Light travels at the speed of light, and we know how it behaves on galactic scales--gravitational lensing is well known now, and is consistent with Einstein's general relativity. Light is affected by gravity much as ordinary matter is. However, we do not know with certainty that the observed behavior of ordinary matter on galactic scales is consistent with general relativity. The observed motions of galaxies, and of stars on the fringes of galaxies, cannot be explained by general relativity IF only ordinary matter exists. Hence, if general relativity is correct, there must exist vast amounts of unseen "dark" matter to give additional gravity to account for the motions in question, and that dark matter cannot all be ordinary matter that is too cold to radiate--even cold ordinary matter absorbs light and hence is still "visible" by obscuring things behind it. The dark matter must be of some sort completely undetectable (so far) except for its gravitational effects. It is not protons, neutrons, electrons, et cetera.
General relativity replaced Newton's gravity.

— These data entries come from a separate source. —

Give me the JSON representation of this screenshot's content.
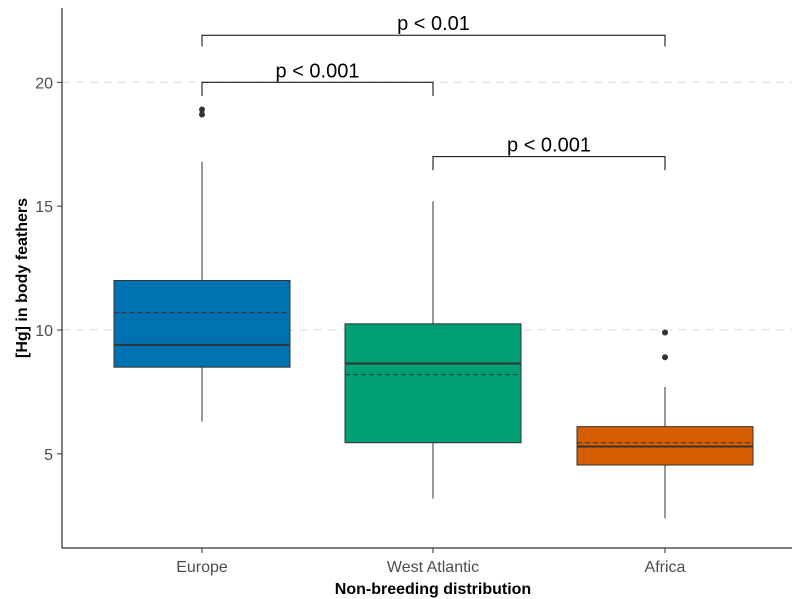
{
  "chart_data": {
    "type": "boxplot",
    "title": "",
    "xlabel": "Non-breeding distribution",
    "ylabel": "[Hg] in body feathers",
    "ylim": [
      1.2,
      23.0
    ],
    "yticks": [
      5,
      10,
      15,
      20
    ],
    "grid": "horizontal dashed at y ticks 10 and 20",
    "legend": "none",
    "categories": [
      "Europe",
      "West Atlantic",
      "Africa"
    ],
    "boxes": [
      {
        "category": "Europe",
        "color": "#0072B2",
        "q1": 8.5,
        "median": 9.4,
        "q3": 12.0,
        "whisker_low": 6.3,
        "whisker_high": 16.8,
        "mean": 10.7,
        "outliers": [
          18.7,
          18.9
        ]
      },
      {
        "category": "West Atlantic",
        "color": "#009E73",
        "q1": 5.45,
        "median": 8.65,
        "q3": 10.25,
        "whisker_low": 3.2,
        "whisker_high": 15.2,
        "mean": 8.2,
        "outliers": []
      },
      {
        "category": "Africa",
        "color": "#D55E00",
        "q1": 4.55,
        "median": 5.3,
        "q3": 6.1,
        "whisker_low": 2.4,
        "whisker_high": 7.7,
        "mean": 5.45,
        "outliers": [
          8.9,
          9.9
        ]
      }
    ],
    "significance": [
      {
        "from": 0,
        "to": 2,
        "y": 21.9,
        "drop_left": 21.45,
        "drop_right": 21.45,
        "label": "p < 0.01"
      },
      {
        "from": 0,
        "to": 1,
        "y": 20.0,
        "drop_left": 19.45,
        "drop_right": 19.45,
        "label": "p < 0.001"
      },
      {
        "from": 1,
        "to": 2,
        "y": 17.0,
        "drop_left": 16.45,
        "drop_right": 16.45,
        "label": "p < 0.001"
      }
    ]
  }
}
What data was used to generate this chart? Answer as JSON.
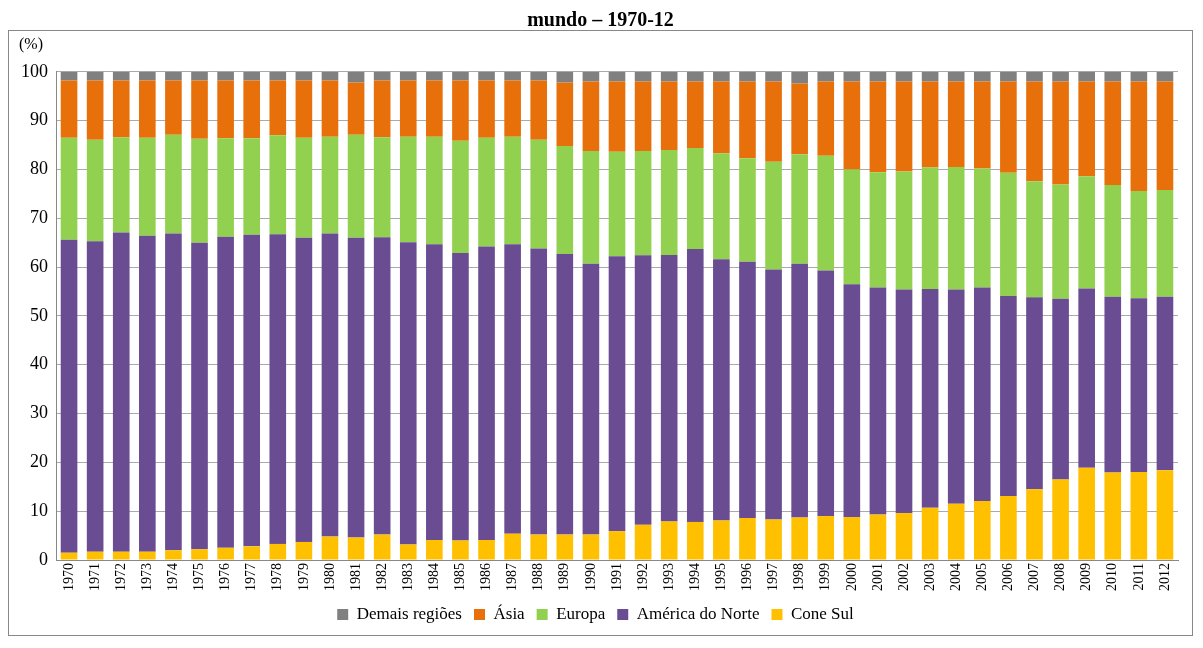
{
  "chart_data": {
    "type": "bar",
    "title": "mundo – 1970-12",
    "ylabel": "(%)",
    "stacked": true,
    "legend": "bottom",
    "grid": "y",
    "ylim": [
      0,
      100
    ],
    "yticks": [
      0,
      10,
      20,
      30,
      40,
      50,
      60,
      70,
      80,
      90,
      100
    ],
    "categories": [
      "1970",
      "1971",
      "1972",
      "1973",
      "1974",
      "1975",
      "1976",
      "1977",
      "1978",
      "1979",
      "1980",
      "1981",
      "1982",
      "1983",
      "1984",
      "1985",
      "1986",
      "1987",
      "1988",
      "1989",
      "1990",
      "1991",
      "1992",
      "1993",
      "1994",
      "1995",
      "1996",
      "1997",
      "1998",
      "1999",
      "2000",
      "2001",
      "2002",
      "2003",
      "2004",
      "2005",
      "2006",
      "2007",
      "2008",
      "2009",
      "2010",
      "2011",
      "2012"
    ],
    "series": [
      {
        "name": "Cone Sul",
        "color": "#ffc000",
        "values": [
          1.5,
          1.7,
          1.7,
          1.7,
          2,
          2.2,
          2.5,
          2.8,
          3.3,
          3.7,
          4.8,
          4.6,
          5.2,
          3.2,
          4.1,
          4,
          4.1,
          5.4,
          5.2,
          5.2,
          5.2,
          5.9,
          7.2,
          7.9,
          7.8,
          8.1,
          8.6,
          8.3,
          8.7,
          9,
          8.8,
          9.3,
          9.6,
          10.7,
          11.5,
          12.1,
          13.1,
          14.5,
          16.5,
          18.9,
          17.9,
          18,
          18.4
        ]
      },
      {
        "name": "América do Norte",
        "color": "#6a4c93",
        "values": [
          64.1,
          63.6,
          65.4,
          64.7,
          64.9,
          62.8,
          63.7,
          63.8,
          63.4,
          62.3,
          62.1,
          61.4,
          60.9,
          61.9,
          60.6,
          58.9,
          60.1,
          59.3,
          58.6,
          57.5,
          55.5,
          56.3,
          55.2,
          54.6,
          55.9,
          53.5,
          52.5,
          51.2,
          52,
          50.3,
          47.7,
          46.5,
          45.8,
          44.8,
          43.9,
          43.7,
          41,
          39.3,
          37,
          36.7,
          36,
          35.6,
          35.5
        ]
      },
      {
        "name": "Europa",
        "color": "#92d050",
        "values": [
          20.9,
          20.8,
          19.5,
          20.1,
          20.2,
          21.3,
          20.2,
          19.8,
          20.3,
          20.5,
          19.8,
          21.1,
          20.5,
          21.6,
          22,
          23,
          22.3,
          22,
          22.3,
          22.1,
          23.1,
          21.4,
          21.4,
          21.5,
          20.7,
          21.7,
          21.2,
          22.1,
          22.4,
          23.5,
          23.5,
          23.6,
          24.2,
          24.9,
          25.1,
          24.4,
          25.2,
          23.8,
          23.4,
          23,
          22.9,
          22,
          21.9
        ]
      },
      {
        "name": "Ásia",
        "color": "#e8700a",
        "values": [
          11.7,
          12.1,
          11.6,
          11.7,
          11.1,
          11.9,
          11.8,
          11.8,
          11.2,
          11.7,
          11.5,
          10.7,
          11.6,
          11.5,
          11.5,
          12.3,
          11.7,
          11.5,
          12.1,
          13,
          14.2,
          14.4,
          14.2,
          14,
          13.6,
          14.7,
          15.7,
          16.4,
          14.5,
          15.2,
          18,
          18.6,
          18.4,
          17.6,
          17.5,
          17.8,
          18.7,
          20.4,
          21.1,
          19.4,
          21.2,
          22.4,
          22.2
        ]
      },
      {
        "name": "Demais regiões",
        "color": "#808080",
        "values": [
          1.8,
          1.8,
          1.8,
          1.8,
          1.8,
          1.8,
          1.8,
          1.8,
          1.8,
          1.8,
          1.8,
          2.2,
          1.8,
          1.8,
          1.8,
          1.8,
          1.8,
          1.8,
          1.8,
          2.2,
          2,
          2,
          2,
          2,
          2,
          2,
          2,
          2,
          2.4,
          2,
          2,
          2,
          2,
          2,
          2,
          2,
          2,
          2,
          2,
          2,
          2,
          2,
          2
        ]
      }
    ]
  }
}
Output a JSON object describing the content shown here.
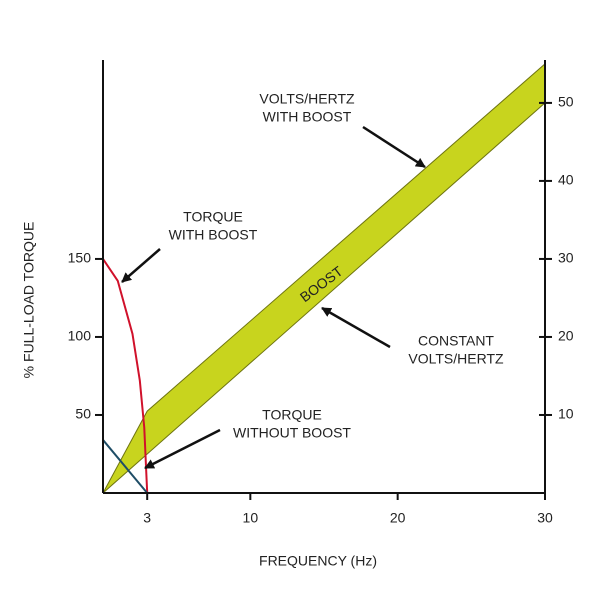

At the velocities encountered in the Solar system, and far from very massive bodies, Einstein's equations simplify to approach Newton's. (The Sun is just massive enough that the orbit of Mercury departs measurably from Newtonian mechanics over several decades, and this was one of the historical clues that set Einstein to thinking.) So another way of phrasing my question is, which is simpler:
1)To believe in dark matter of a completely unknown type, and to believe that it is more plentiful that all presently known matter, in order to "save" general relativity, or
2)To believe that Einstein's theory, like Newton's, is merely a very good approximation that doesn't work under some circumstances (such as at accelerations that exist on the fringes of galaxies, but that are so low that they cannot be made to exist anywhere within the Solar system)?